Eran cuatro, no tres. ¿Cómo había ocurrido? ¿De dónde había salido la otra? Madden no se acordaba. Gaskell estaba con ella, fumaban los dos cigarrillos blancos, sus dientes castañeteaban. Él mismo notaba el frío, sentado en los escalones de la casa. Le dolía la cabeza. ¿Cómo se llamaba?, le preguntó a la chica que había a su lado. A la bajita. ¿Tenía nombre? Ya se lo había dicho, contestó ella. Tres veces, se lo había dicho. Minnie la Pícara, dijo él. Ahora se acordaba. Beryl la Peligro, dijo ella, y se echaron a reír. Seguía haciendo frío, dijo, y ella lo rodeó con el brazo. No hagas eso, dijo. Por favor. Se sentía mareado.

– ¡Me siento mareado! [6] -gritó Gaskell, pero Carmen no se reía. «Me siento mareado», decía Gaskell, y luego la besaba en la boca.
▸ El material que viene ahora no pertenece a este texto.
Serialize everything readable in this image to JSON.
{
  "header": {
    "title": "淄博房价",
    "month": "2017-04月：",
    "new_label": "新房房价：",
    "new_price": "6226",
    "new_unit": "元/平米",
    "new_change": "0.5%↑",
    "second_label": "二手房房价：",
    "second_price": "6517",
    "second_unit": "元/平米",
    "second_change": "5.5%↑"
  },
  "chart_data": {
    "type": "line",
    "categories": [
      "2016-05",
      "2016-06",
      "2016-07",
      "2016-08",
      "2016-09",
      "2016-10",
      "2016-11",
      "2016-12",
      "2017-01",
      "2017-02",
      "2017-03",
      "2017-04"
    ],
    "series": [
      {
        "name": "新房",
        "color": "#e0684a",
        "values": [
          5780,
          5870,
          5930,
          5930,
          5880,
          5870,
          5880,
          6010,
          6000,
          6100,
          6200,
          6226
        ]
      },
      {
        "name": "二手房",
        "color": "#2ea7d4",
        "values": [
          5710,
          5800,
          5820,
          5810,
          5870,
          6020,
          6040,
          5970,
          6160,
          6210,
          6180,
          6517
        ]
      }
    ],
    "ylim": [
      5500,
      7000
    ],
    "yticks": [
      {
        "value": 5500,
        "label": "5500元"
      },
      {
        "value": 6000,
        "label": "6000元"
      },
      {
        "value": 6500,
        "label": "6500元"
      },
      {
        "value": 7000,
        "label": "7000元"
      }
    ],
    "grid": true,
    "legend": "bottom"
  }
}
Madden gruñó y se frotó las orejas. Tenía una sed espantosa y su dolor de cabeza no remitía. La chica y él (le daba vergüenza preguntarle otra vez cómo se llamaba, así que había optado sencillamente por no decir nada) habían ido caminando hasta la casa de ella, al final de Alexandria Parade. Llevaban ya dos horas andando. La culpa era suya, por haberse ofrecido. Un caballero de la cabeza a los pies, no había duda. Estaban los dos sin blanca, pero aun así se habían cogido de la mano y caminaban en silencio, Madden concentrado en el ruido que hacían sus zapatos de suela fina al rozar el pavimento. La chica ya se había disculpado por la caminata, pero Madden se había mordido el labio, porque él aún no había recorrido ni la mitad del camino: aún tendría que regresar a pie a la parte oeste de la ciudad. Y, además, no encontraba nada atractivo en ella: parecía prácticamente muda. Un par de veces le dieron ganas de partirle la cabeza, a ver si tenía algo dentro. Lo único que recordaba de lo que le había dicho era que vivía en el hospital, en la residencia de enfermeras, en una habitación que compartía con otra chica. De ello había deducido que era enfermera. Parecía la explicación más probable. Mientras tanto, había formulado diversas hipótesis sobre cómo podía conseguir que le dijera su nombre otra vez sin tener que preguntárselo directamente. Pero, de momento, no había dado con ninguna idea prometedora. Tendría que confiar en el azar.

La noche de los jóvenes, aquello tenía gracia. Por la presión que notaba detrás de los ojos, parecía más bien la noche de los muertos vivientes. Y el cementerio no estaba muy lejos de allí, justo detrás del hospital. Quizá pudieran echarse a pasar la noche en una parcelita o acurrucarse en alguna cripta vacante con los demás zombis del baile, las piltrafas abigarradas de los danzantes. Pero seguramente Gaskell ya habría cogido el mejor sitio y estaría acostado con Carmen bajo suelo consagrado.